Solved: ISE NTP Misbehaviour

Christopher Hobbs · ‎06-13-2016

Over the weekend, we upgraded an ISE 1.3 system from patch 3 to patch 7. After the upgrade we observed client connectivity issues (for static IP devices and decided to roll back. We then noticed that NTP synchronization was not functioning. We tried to restart services and found they would restart and then shutdown after a few minutes. The only way to fix this was to correct the local time on the ESXI host (which was about 70 minutes behind true time). We also noticed high NTP jitter and fluctuating low and high ping RTTs.

Can you help answer the following questions...

1) What is the expected application behavior for a large 16 node cluster when NTP becomes unreliable - I.e. NTP clock sync experiences high jitter? How does it impact patch upgrades and how does it impact client authentications?

2) What is the expected behavior when there is time discrepancy between the local clock defined on the ESXI host and the local clock configured on the ISE (if NTP is unreliable)? Is there a reliance between the local ESXI host clock and the local ISE-VM clock, and which is master?

3) What issues would you expect if a customer enables NTP client on ESXI host that the ISE-VM is installed on? I believe we recommend against enabling this, but what bad things would happen?

4) Can you supply a link to explain the different fields in the "show ntp" CLI output?

Thanks

Chris

Jason Kunst · ‎06-14-2016

ISE would get the base time from the host VM, this should be stable and accurate to start. Think of having an appliance and relying on the underlying hardware to get your base time.

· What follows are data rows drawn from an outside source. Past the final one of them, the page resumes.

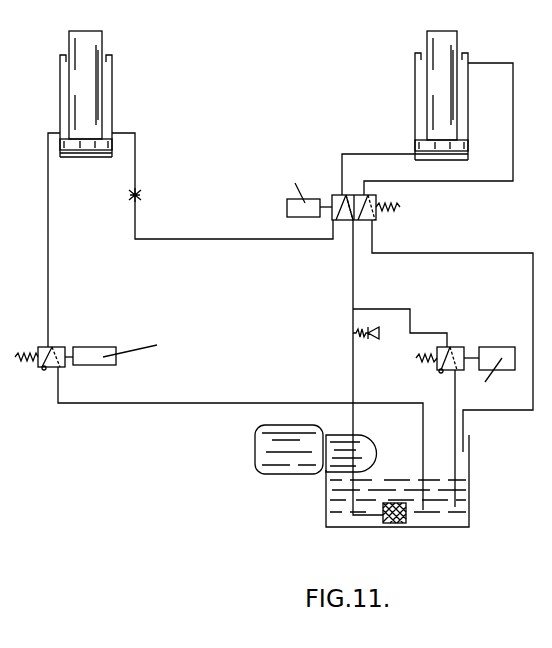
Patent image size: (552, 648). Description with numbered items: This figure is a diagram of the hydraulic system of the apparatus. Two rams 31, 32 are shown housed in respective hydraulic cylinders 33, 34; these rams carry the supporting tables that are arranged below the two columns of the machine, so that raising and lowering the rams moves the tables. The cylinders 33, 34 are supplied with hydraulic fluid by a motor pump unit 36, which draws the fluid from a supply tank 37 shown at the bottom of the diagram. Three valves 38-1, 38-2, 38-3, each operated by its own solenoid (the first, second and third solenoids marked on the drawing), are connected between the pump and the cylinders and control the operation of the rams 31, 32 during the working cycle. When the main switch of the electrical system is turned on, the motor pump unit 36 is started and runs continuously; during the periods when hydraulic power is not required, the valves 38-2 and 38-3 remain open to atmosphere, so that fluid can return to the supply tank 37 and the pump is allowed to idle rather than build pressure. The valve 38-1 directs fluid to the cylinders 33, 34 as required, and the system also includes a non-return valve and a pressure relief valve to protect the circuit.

The ram 31 is at (78, 43).
The ram 32 is at (443, 44).
The hydraulic cylinder 33 is at (108, 103).
The hydraulic cylinder 34 is at (418, 97).
The motor pump unit 36 is at (345, 462).
The supply tank 37 is at (410, 466).
The valve 38-1 is at (351, 216).
The valve 38-2 is at (54, 350).
The valve 38-3 is at (452, 348).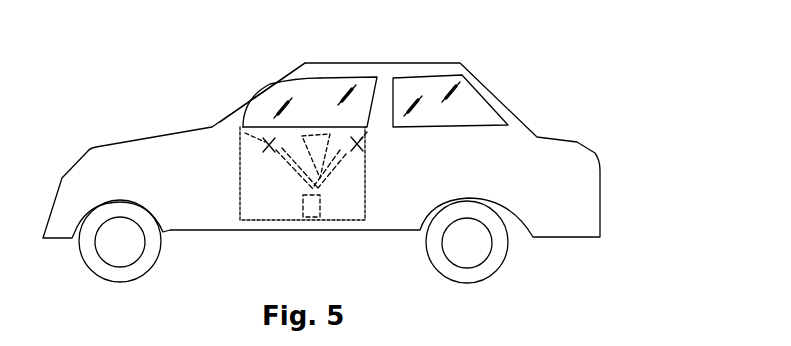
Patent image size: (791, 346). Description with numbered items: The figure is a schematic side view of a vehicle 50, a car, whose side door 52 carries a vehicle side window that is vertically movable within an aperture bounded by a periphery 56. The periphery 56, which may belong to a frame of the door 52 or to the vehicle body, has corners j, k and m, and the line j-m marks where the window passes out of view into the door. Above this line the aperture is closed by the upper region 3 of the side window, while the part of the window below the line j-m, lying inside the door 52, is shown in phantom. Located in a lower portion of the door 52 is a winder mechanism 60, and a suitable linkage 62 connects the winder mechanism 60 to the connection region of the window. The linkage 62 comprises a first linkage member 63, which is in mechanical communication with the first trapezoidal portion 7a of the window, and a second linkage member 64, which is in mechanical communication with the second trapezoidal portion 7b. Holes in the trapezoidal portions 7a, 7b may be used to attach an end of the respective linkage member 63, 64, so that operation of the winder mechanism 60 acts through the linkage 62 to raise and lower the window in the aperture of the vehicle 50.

The vehicle 50 is at (193, 99).
The periphery 56 is at (302, 82).
The upper region 3 is at (327, 93).
The side door 52 is at (263, 215).
The first trapezoidal portion 7a is at (265, 146).
The second trapezoidal portion 7b is at (362, 147).
The first linkage member 63 is at (297, 178).
The linkage 62 is at (342, 172).
The second linkage member 64 is at (315, 156).
The winder mechanism 60 is at (320, 199).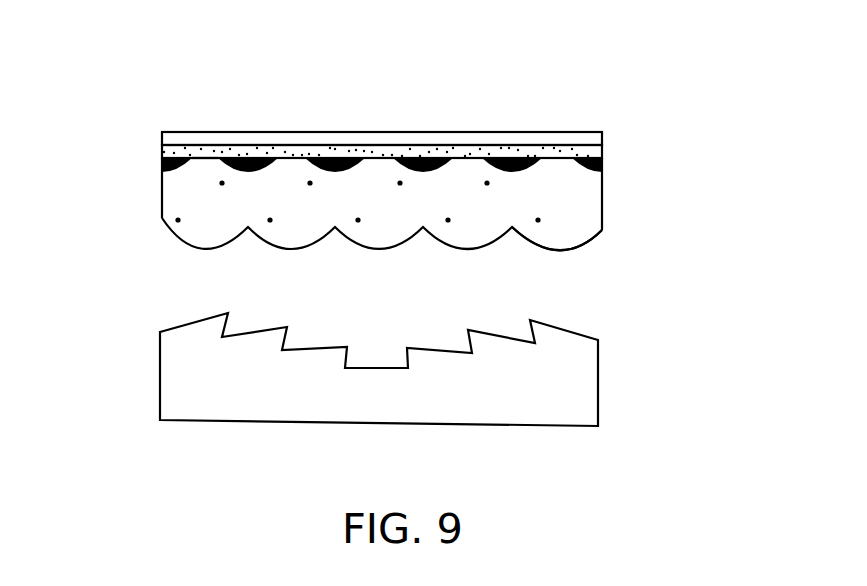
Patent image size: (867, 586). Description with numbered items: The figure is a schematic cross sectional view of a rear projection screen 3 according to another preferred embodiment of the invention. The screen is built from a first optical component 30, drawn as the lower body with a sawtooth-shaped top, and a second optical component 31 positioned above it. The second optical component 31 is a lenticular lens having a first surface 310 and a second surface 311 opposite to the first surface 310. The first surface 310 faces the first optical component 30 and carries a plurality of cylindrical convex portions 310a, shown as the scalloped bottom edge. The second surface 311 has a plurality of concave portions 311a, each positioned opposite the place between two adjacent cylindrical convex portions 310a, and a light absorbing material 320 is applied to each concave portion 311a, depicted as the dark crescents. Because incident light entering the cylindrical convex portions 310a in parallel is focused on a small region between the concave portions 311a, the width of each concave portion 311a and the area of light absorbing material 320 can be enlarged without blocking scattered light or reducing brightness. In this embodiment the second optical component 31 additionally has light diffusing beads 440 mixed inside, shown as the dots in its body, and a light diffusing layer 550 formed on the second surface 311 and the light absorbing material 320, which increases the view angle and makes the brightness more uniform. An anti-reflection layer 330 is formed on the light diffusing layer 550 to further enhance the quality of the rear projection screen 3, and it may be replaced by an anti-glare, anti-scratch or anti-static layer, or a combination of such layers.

The rear projection screen 3 is at (72, 23).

This needs to be stable first before looking external.

Then you will need to point to a stable trusted time source in your organization for best support.

Here are the recommended resources.

Cisco Identity Services Engine Administrator Guide, Release 2.0 - Administer Cisco ISE [Cisco Identity Services Engine]…
http://www.cisco.com/c/en/us/td/docs/security/ise/2-0/cli_ref_guide/b_ise_CLIReferenceGuide_20/Cisco_ISE_CLI_Commands_in_Configuration_Mode.html#wp6428581100
Cisco Identity Services Engine CLI Reference Guide, Release 2.0 - Cisco ISE CLI Commands in Configuration Mode [Cisco I…

View solution in original post

Jason Kunst · ‎06-14-2016

ISE would get the base time from the host VM, this should be stable and accurate to start. Think of having an appliance and relying on the underlying hardware to get your base time. This needs to be stable first before looking external.

Then you will need to point to a stable trusted time source in your organization for best support.

Here are the recommended resources.

Cisco Identity Services Engine Administrator Guide, Release 2.0 - Administer Cisco ISE [Cisco Identity Services Engine]…
http://www.cisco.com/c/en/us/td/docs/security/ise/2-0/cli_ref_guide/b_ise_CLIReferenceGuide_20/Cisco_ISE_CLI_Commands_in_Configuration_Mode.html#wp6428581100
Cisco Identity Services Engine CLI Reference Guide, Release 2.0 - Cisco ISE CLI Commands in Configuration Mode [Cisco I…

Christopher Hobbs · ‎06-14-2016

Thanks Jason - but I'd like to understand how ISE behaves when NTP is unreliable to see if it matches some of the issues we experienced.

During testing, we observed NTP would switch between sync and unsync and would like to know what values trigger that.

below are cli outputs of "show ntp" when it is in using local and sync'd time. The big concern are the offset and jitter values, and we need to understand what is causing that, especially when the delay values are relatively low (4.3-4.5ms).

#sh ntp

synchronised to local net at stratum 11

time correct to within 73 ms

polling server every 64 s

remote refid st t when poll reach delay offset jitter

==============================================================================

*127.127.1.0 .LOCL. 10 l 6 64 177 0.000 0.000 0.000

<NTP1> <NTP1> 6 u 53 64 177 4.589 30622.7 17270.7

<NTP2> <NTP2> 4 u 42 64 177 4.303 46425.1 27940.3

#sh ntp

synchronised to NTP server (<NTP 2>) at stratum 11

time correct to within 209 ms

polling server every 64 s

remote refid st t when poll reach delay offset jitter

==============================================================================

127.127.1.0 .LOCL. 10 l 43 64 377 0.000 0.000 0.000

<NTP1> <NTP1> 6 u 2 64 377 4.382 240.283 36.614

*<NTP2> <NTP2> 4 u 9 64 377 4.534 270.101 30.531

Chris

Jason Kunst · ‎06-14-2016

It would be best to gather the logs and work with the TAC to better understand what is happening and if it is still happening to gather some network traces and debugs as well

Christopher Hobbs · ‎06-14-2016

okay, will do.